The problem of continual learning in the domain of reinforcement learning, often called non-stationary reinforcement learning, has been identified as an important challenge to the application of reinforcement learning. We prove a worst-case complexity result, which we believe captures this challenge: Modifying the probabilities or the reward of a single state-action pair in a reinforcement learning problem requires an amount of time almost as large as the number of states in order to keep the value function up to date, unless the strong exponential time hypothesis (SETH) is false; SETH is a widely accepted strengthening of the P $
eq$ NP conjecture.
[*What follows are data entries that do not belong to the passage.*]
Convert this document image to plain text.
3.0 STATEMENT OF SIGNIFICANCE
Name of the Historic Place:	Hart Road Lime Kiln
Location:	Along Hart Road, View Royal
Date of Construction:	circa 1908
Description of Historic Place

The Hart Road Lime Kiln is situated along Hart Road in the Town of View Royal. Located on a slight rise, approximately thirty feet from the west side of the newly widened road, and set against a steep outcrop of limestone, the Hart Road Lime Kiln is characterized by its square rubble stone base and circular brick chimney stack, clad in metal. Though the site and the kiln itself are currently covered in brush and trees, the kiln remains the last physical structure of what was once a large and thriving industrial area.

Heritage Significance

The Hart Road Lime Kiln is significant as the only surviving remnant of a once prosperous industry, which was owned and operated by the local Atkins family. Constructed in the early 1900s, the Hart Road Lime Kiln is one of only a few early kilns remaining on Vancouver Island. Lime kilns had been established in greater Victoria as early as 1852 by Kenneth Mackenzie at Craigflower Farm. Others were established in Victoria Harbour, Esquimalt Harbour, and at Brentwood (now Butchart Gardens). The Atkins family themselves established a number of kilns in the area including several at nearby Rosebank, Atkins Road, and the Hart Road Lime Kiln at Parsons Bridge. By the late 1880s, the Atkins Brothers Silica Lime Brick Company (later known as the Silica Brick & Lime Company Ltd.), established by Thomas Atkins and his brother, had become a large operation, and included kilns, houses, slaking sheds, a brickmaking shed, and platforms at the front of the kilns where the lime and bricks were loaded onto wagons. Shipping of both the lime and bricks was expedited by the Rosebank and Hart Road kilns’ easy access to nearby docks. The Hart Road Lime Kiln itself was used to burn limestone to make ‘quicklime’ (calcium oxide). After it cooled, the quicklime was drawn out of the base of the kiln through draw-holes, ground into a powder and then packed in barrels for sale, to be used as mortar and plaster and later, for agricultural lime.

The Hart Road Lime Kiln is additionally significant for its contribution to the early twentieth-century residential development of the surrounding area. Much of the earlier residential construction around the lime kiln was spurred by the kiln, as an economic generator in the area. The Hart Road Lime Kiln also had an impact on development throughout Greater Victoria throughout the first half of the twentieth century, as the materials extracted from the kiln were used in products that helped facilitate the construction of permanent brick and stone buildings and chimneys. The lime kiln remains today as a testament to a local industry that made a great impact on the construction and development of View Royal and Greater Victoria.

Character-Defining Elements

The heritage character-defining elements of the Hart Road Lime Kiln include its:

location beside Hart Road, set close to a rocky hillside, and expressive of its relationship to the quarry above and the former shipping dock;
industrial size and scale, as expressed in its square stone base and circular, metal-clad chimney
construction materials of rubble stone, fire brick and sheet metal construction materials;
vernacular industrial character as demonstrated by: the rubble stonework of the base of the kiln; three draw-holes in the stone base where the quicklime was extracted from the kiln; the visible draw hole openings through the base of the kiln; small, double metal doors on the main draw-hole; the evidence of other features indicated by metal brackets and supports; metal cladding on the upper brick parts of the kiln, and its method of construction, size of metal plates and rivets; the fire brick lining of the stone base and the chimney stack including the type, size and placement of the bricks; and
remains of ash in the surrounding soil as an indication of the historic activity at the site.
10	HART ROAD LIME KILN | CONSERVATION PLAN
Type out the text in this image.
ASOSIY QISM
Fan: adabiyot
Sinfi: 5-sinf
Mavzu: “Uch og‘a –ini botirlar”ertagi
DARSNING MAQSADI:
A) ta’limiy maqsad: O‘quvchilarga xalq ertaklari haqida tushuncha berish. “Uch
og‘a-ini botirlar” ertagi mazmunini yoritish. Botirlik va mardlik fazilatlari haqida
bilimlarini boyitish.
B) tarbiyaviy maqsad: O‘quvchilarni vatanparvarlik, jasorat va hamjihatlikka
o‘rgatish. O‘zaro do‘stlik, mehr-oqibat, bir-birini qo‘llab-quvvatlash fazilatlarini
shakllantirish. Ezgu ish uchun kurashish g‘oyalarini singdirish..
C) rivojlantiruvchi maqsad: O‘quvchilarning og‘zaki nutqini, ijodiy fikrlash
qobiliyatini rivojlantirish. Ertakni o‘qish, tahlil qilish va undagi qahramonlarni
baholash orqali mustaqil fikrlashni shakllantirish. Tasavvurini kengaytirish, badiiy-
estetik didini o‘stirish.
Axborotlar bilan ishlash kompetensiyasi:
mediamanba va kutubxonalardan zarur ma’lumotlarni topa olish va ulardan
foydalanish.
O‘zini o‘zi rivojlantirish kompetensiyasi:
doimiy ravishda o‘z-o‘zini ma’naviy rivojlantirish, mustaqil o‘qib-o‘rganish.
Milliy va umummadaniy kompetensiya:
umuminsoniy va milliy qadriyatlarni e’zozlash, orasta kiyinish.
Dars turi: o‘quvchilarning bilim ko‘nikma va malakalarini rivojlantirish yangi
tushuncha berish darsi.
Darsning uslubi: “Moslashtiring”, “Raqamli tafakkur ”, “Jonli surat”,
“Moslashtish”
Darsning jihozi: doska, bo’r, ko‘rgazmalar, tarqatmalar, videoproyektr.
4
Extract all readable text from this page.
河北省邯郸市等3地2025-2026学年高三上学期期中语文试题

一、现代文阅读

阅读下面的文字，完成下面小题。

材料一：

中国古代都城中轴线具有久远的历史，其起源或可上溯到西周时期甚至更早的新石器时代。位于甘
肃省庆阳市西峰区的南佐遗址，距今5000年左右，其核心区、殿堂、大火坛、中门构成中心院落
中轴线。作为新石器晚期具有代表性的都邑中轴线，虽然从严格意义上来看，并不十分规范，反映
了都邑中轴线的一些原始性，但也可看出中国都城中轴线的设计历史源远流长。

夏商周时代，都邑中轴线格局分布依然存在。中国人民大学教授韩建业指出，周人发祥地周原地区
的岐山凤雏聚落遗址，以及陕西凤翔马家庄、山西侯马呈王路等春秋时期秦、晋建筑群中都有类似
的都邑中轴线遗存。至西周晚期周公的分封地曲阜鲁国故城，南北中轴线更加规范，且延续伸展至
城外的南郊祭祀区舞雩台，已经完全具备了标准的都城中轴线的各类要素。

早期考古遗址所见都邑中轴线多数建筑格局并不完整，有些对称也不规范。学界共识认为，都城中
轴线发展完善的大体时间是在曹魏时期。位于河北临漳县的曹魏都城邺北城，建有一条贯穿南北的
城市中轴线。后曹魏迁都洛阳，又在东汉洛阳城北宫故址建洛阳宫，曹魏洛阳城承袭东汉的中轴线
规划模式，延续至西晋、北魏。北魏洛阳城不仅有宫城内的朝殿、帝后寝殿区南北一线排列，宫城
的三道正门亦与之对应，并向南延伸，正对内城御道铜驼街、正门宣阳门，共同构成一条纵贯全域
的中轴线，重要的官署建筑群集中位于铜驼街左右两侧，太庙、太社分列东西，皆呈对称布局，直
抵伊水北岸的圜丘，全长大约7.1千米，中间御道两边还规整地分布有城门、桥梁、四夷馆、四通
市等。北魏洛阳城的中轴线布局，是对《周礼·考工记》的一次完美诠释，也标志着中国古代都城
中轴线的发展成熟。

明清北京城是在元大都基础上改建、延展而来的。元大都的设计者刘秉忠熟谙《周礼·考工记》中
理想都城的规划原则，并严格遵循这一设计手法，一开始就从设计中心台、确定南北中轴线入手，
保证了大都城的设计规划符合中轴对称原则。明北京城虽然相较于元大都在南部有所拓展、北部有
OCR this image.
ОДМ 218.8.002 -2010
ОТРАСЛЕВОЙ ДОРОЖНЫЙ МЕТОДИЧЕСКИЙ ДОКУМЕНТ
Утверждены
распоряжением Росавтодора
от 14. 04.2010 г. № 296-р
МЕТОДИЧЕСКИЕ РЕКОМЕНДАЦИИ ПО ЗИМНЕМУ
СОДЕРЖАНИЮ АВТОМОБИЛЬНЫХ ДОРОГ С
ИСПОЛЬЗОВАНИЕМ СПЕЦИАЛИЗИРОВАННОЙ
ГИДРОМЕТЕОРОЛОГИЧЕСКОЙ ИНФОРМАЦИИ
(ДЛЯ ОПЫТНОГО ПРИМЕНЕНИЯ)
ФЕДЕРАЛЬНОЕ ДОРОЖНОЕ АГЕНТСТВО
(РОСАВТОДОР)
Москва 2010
Recall that the number of states in current applications of reinforcement learning is typically astronomical. In contrast, we show that just $ extit{adding}$ a new state-action pair is considerably easier to implement.
在加强学习领域的持续学习问题(通常称为非平稳的强化学习)被确定为对强化学习的应用的重要挑战。我们证明了最糟糕的复杂性结果,我们认为这会捕捉到这一挑战:在加强学习问题中修改单个州行动对的概率或奖励,几乎需要一定时间,几乎与状态数量一样大,以便除非强大的指数时间假设(SETH)是错误的,否则请保持最新价值函数。塞思(Seth)是P $的广泛接受的加强
等式$ NP猜想。回想一下,当前强化学习应用中的状态数量通常是天文学的。相比之下,我们表明只有$ extit {添加} $一个新的州行动对就更容易实现。